Aspell is currently studying "yo-yo" dieters and says she plans to continue investigating "how the internal body shapes who we are." The Swiss National Science Foundation and the Fondation Bertarelli supported the study which is slated for publication in the APS journal Psychological Science.

The experiment can be seen in the video below

Source: Association for Psychological Science

About the Author
Lakshmi Sandhana When Lakshmi first encountered pig's wings in a petri dish, she realized that writing about scientists and imagineers was the perfect way to live in an expanding mind bubble. Articles for Wired, BBC Online, New Scientist, The Economist and Fast Company soon followed. She's currently pursuing her dream of traveling from country to country to not only ferret out cool stories but also indulge outrageously in local street foods. When not working, you'll find her either buried nose deep in a fantasy novel or trying her hand at improvisational comedy.   All articles by Lakshmi Sandhana
8 Comments

Time to go make a module for the Oculus Rift...

Onihikage
25th August, 2013 @ 08:41 pm PDT

If their real bodies had their arms pinched, would the sensation of pain feel different? Would an out of body experience lead to a different perception of reality.

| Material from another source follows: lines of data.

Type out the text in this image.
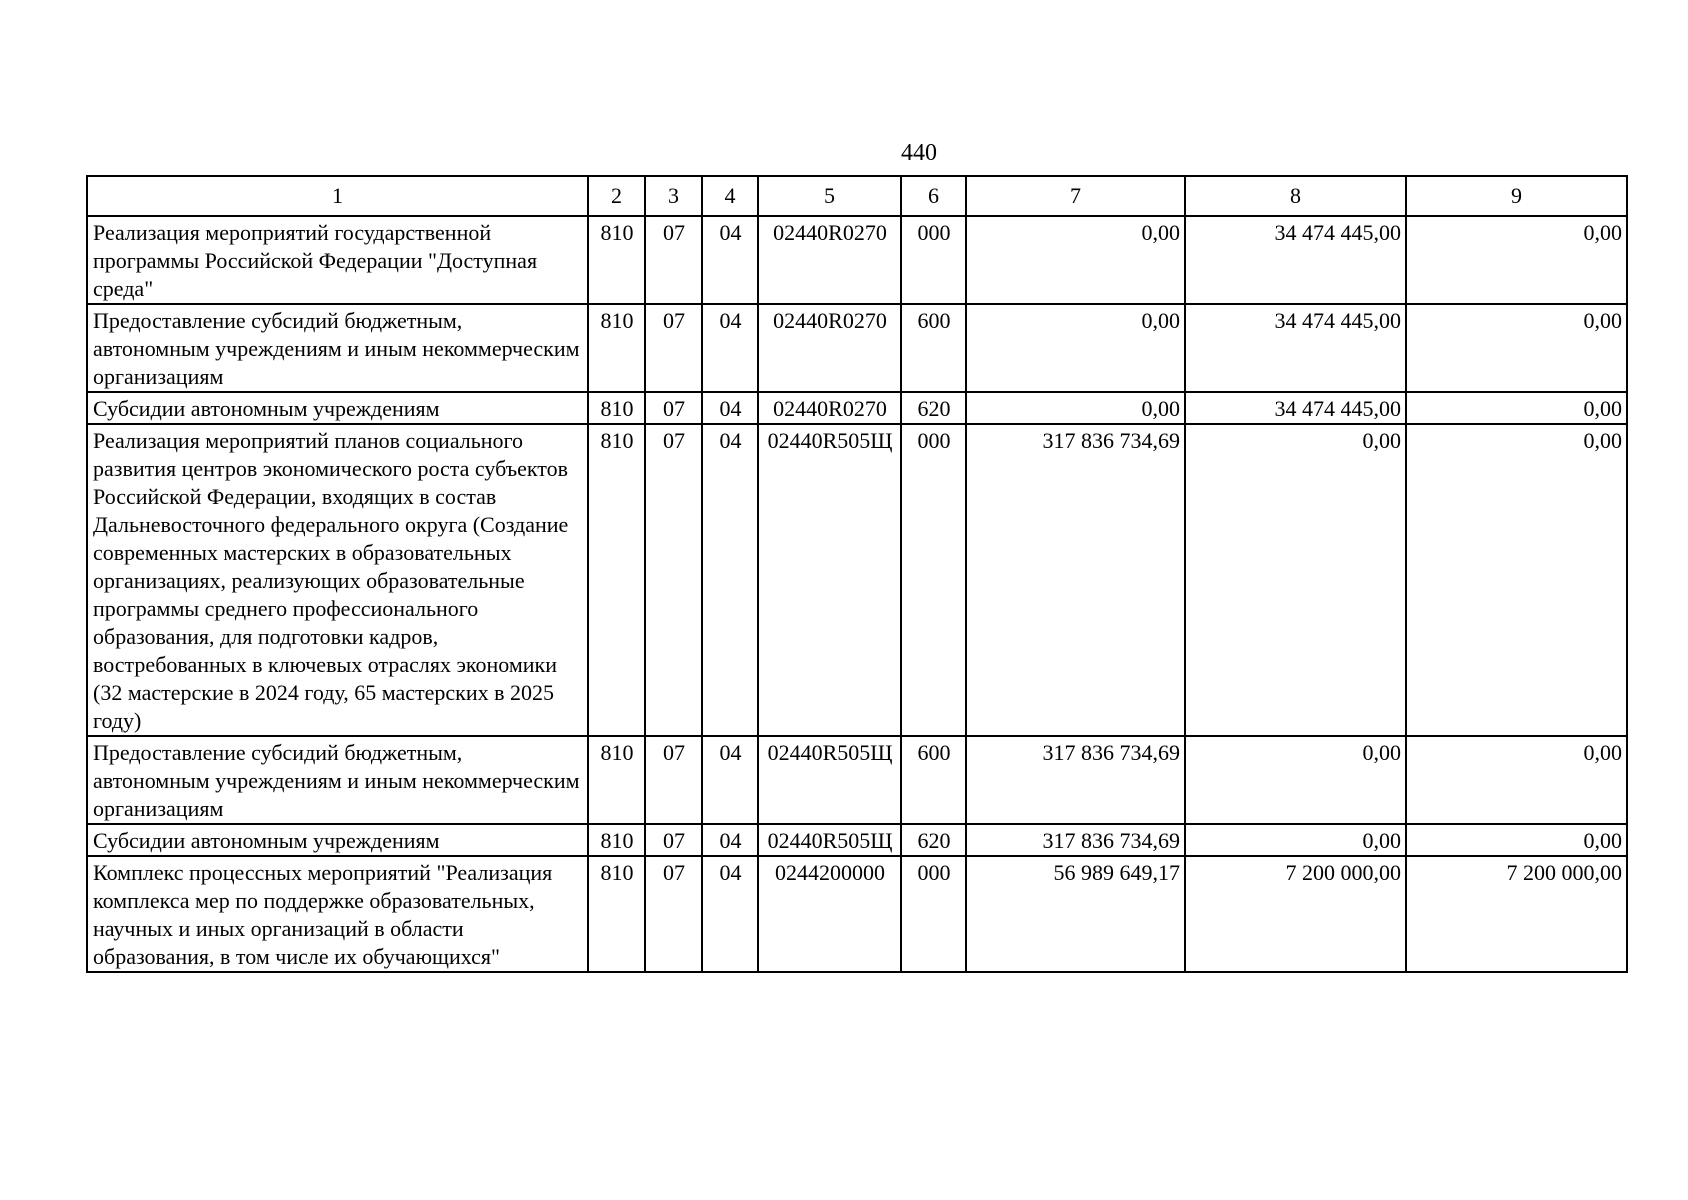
440
1	2	3	4	5	6	7	8	9
Реализация мероприятий государственной программы Российской Федерации "Доступная среда"	810	07	04	02440R0270	000	0,00	34 474 445,00	0,00
Предоставление субсидий бюджетным, автономным учреждениям и иным некоммерческим организациям	810	07	04	02440R0270	600	0,00	34 474 445,00	0,00
Субсидии автономным учреждениям	810	07	04	02440R0270	620	0,00	34 474 445,00	0,00
Реализация мероприятий планов социального развития центров экономического роста субъектов Российской Федерации, входящих в состав Дальневосточного федерального округа (Создание современных мастерских в образовательных организациях, реализующих образовательные программы среднего профессионального образования, для подготовки кадров, востребованных в ключевых отраслях экономики (32 мастерские в 2024 году, 65 мастерских в 2025 году)	810	07	04	02440R505Щ	000	317 836 734,69	0,00	0,00
Предоставление субсидий бюджетным, автономным учреждениям и иным некоммерческим организациям	810	07	04	02440R505Щ	600	317 836 734,69	0,00	0,00
Субсидии автономным учреждениям	810	07	04	02440R505Щ	620	317 836 734,69	0,00	0,00
Комплекс процессных мероприятий "Реализация комплекса мер по поддержке образовательных, научных и иных организаций в области образования, в том числе их обучающихся"	810	07	04	0244200000	000	56 989 649,17	7 200 000,00	7 200 000,00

If a patient were in this setup long enough, could you stop the real heart if the virtual one stopped? What is the mechanism that would snap them out of it if at all to prevent death?

Nairda
25th August, 2013 @ 10:18 pm PDT

See the Monroe Institute for verified OBE's. It is not just tricking the brain.

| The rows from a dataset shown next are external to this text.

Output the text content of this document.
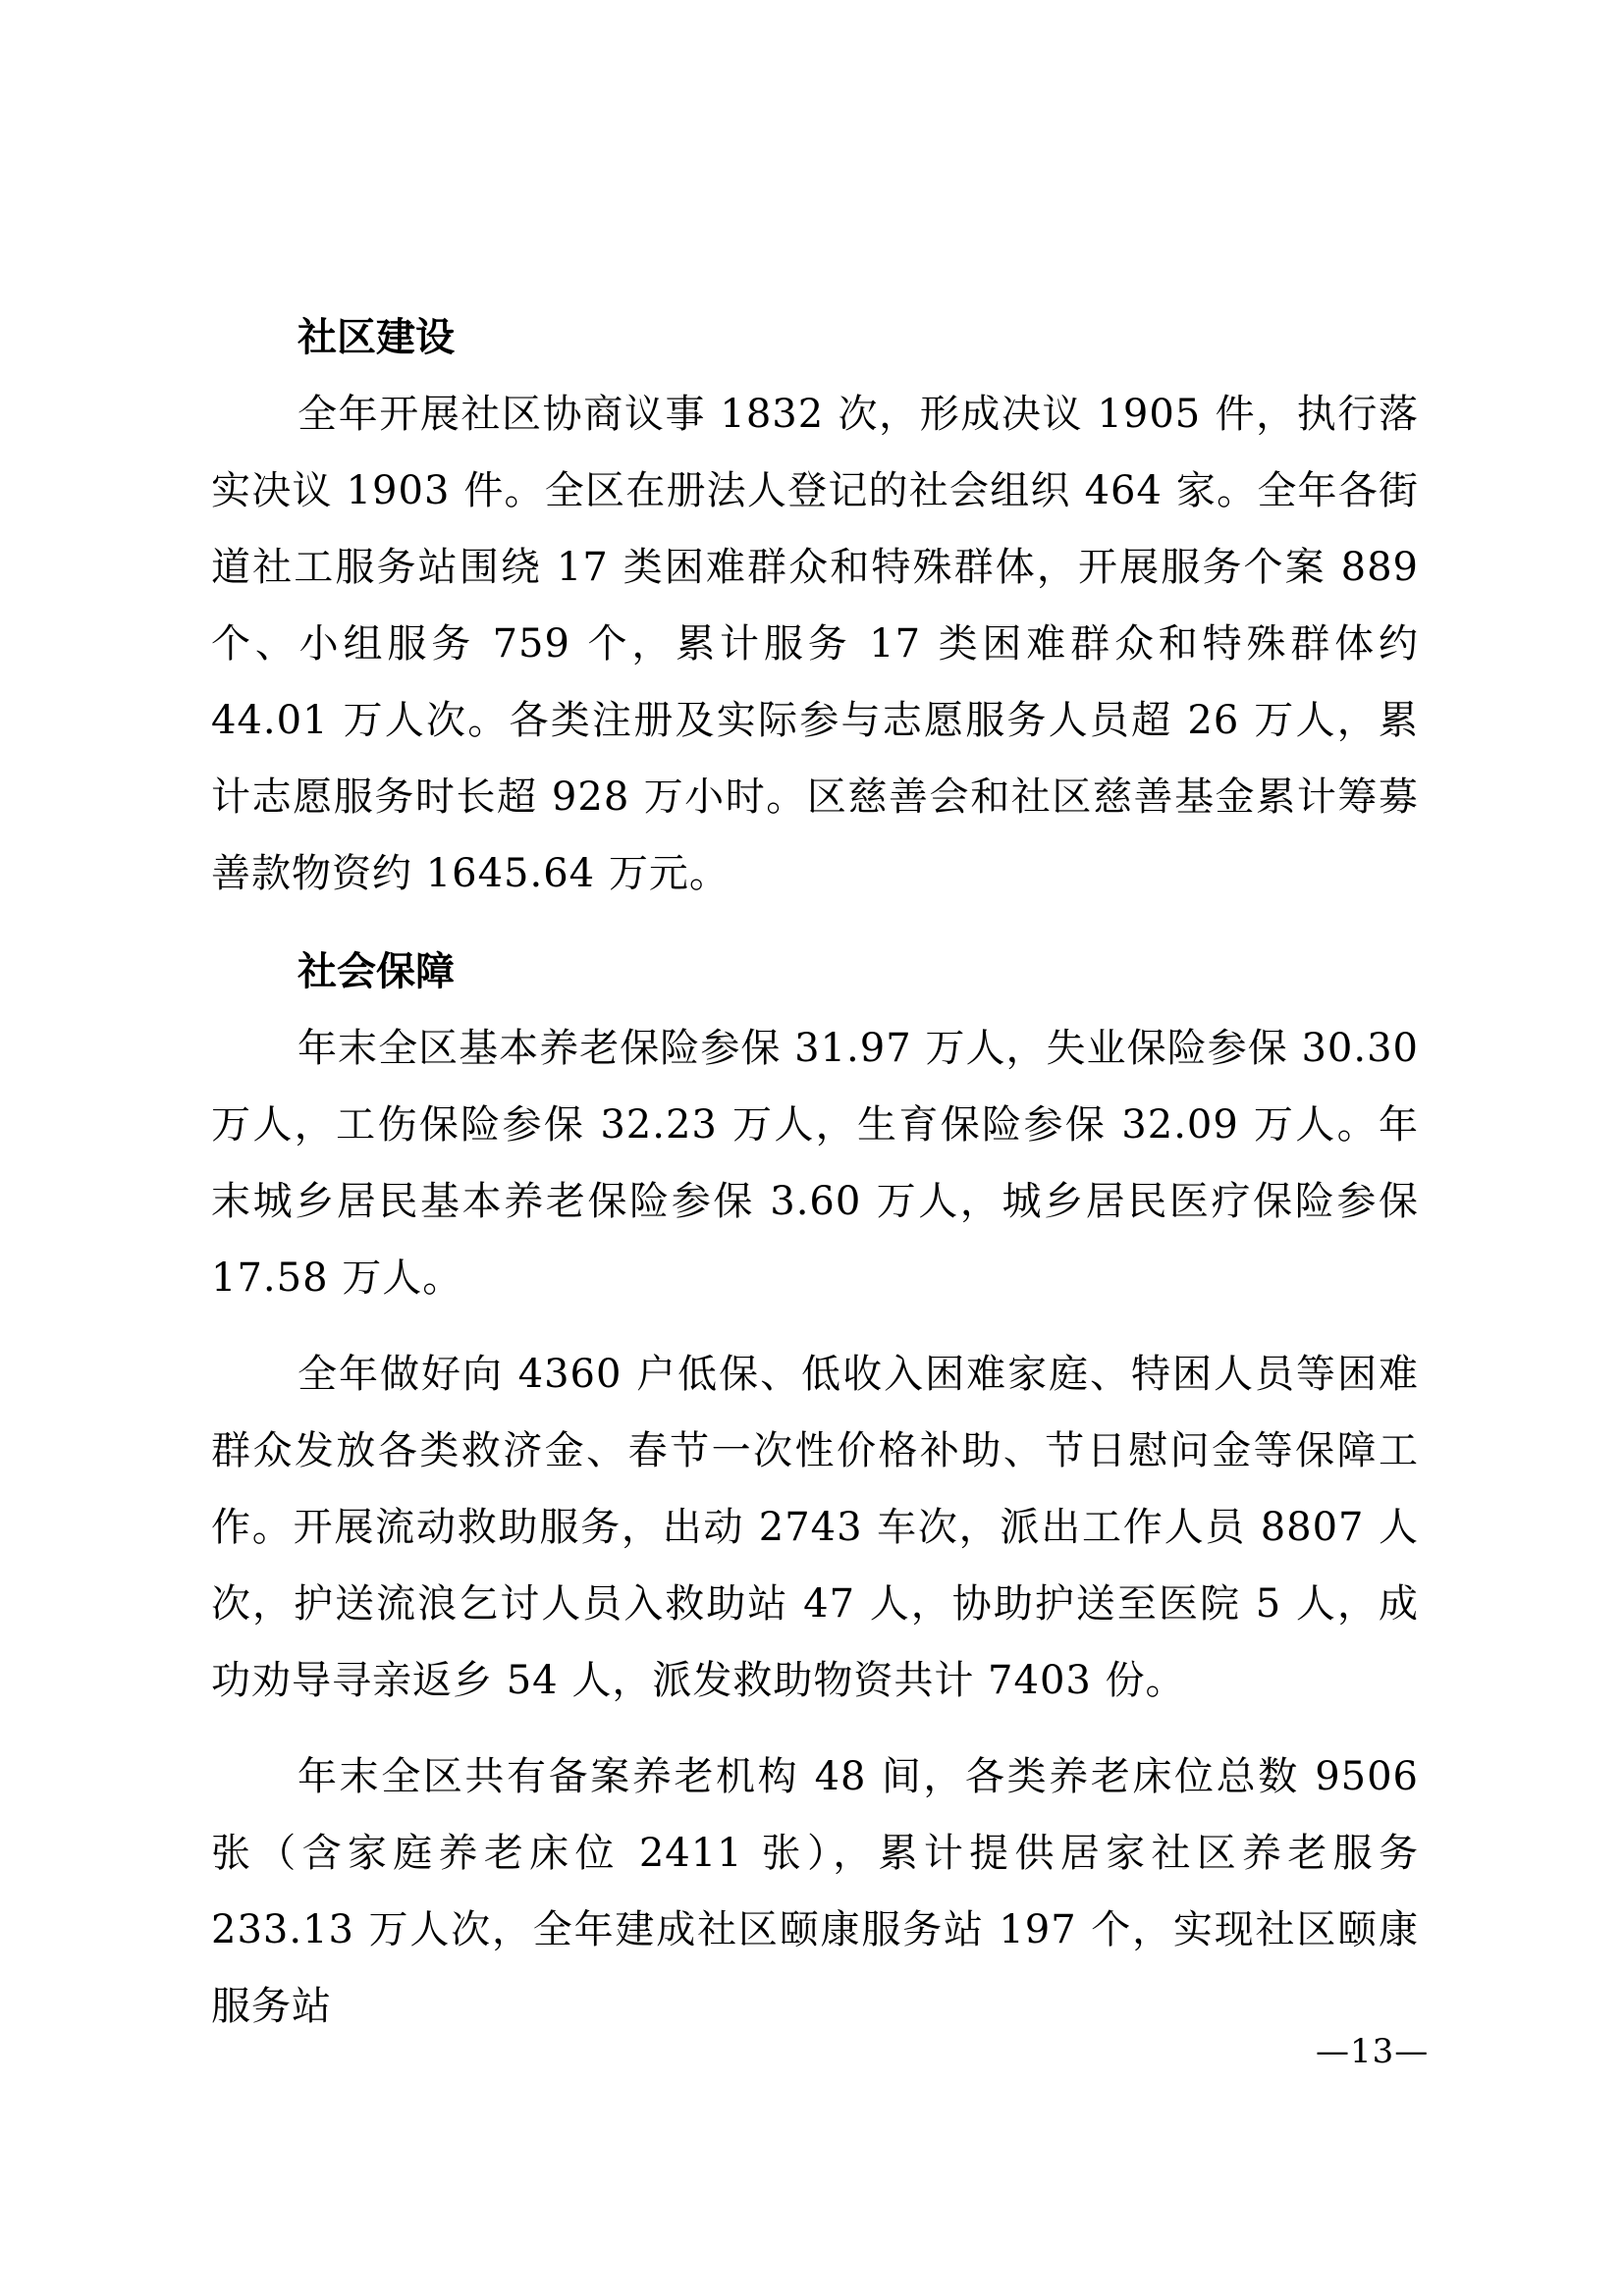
社区建设

全年开展社区协商议事 1832 次，形成决议 1905 件，执行落实决议 1903 件。全区在册法人登记的社会组织 464 家。全年各街道社工服务站围绕 17 类困难群众和特殊群体，开展服务个案 889 个、小组服务 759 个，累计服务 17 类困难群众和特殊群体约 44.01 万人次。各类注册及实际参与志愿服务人员超 26 万人，累计志愿服务时长超 928 万小时。区慈善会和社区慈善基金累计筹募善款物资约 1645.64 万元。

社会保障

年末全区基本养老保险参保 31.97 万人，失业保险参保 30.30 万人，工伤保险参保 32.23 万人，生育保险参保 32.09 万人。年末城乡居民基本养老保险参保 3.60 万人，城乡居民医疗保险参保 17.58 万人。

全年做好向 4360 户低保、低收入困难家庭、特困人员等困难群众发放各类救济金、春节一次性价格补助、节日慰问金等保障工作。开展流动救助服务，出动 2743 车次，派出工作人员 8807 人次，护送流浪乞讨人员入救助站 47 人，协助护送至医院 5 人，成功劝导寻亲返乡 54 人，派发救助物资共计 7403 份。

年末全区共有备案养老机构 48 间，各类养老床位总数 9506 张（含家庭养老床位 2411 张），累计提供居家社区养老服务 233.13 万人次，全年建成社区颐康服务站 197 个，实现社区颐康服务站

—13—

http://www.monroeinstitute.org/

Or search Monroe Institute on YouTube.

GaryP
26th August, 2013 @ 09:59 am PDT

One experiment concerning OBE that I read about a long time ago demonstrated a subject's ability to inform the experimenters what was hidden on the top of a cupboard in the room where the experiment took place. I wish I could remember the specific details. Perhaps someone reading this knows the specific details. If valid, then the person can be said to have had a genuine OBE, not a simulated one that is the center of this report.

Mel Tisdale
26th August, 2013 @ 10:20 am PDT

I like the pain question. If it is diminished or eliminated, it could help someone with nerve damage or other severe pain scenarios.

Dan Linder
26th August, 2013 @ 10:22 am PDT

Unfortunately the included video has no narration.

I am curious to know if the person identifies with the asynchronous self image or the synchronous "other object". I wonder what would happen if you applied the synchronous blinking to the image of another person? Two people, seeing their own heart beats superimposed on each other?

Bob Ehresman
26th August, 2013 @ 10:32 am PDT

Or people could just start practicing meditation such as a Neti Neti Meditation. That was my the first time I had a glimpse of my true self.

Mark Wolf
26th August, 2013 @ 12:10 pm PDT

OCULUS RIFT!!!!

Let's Rift it and find out. Get it goin!!!!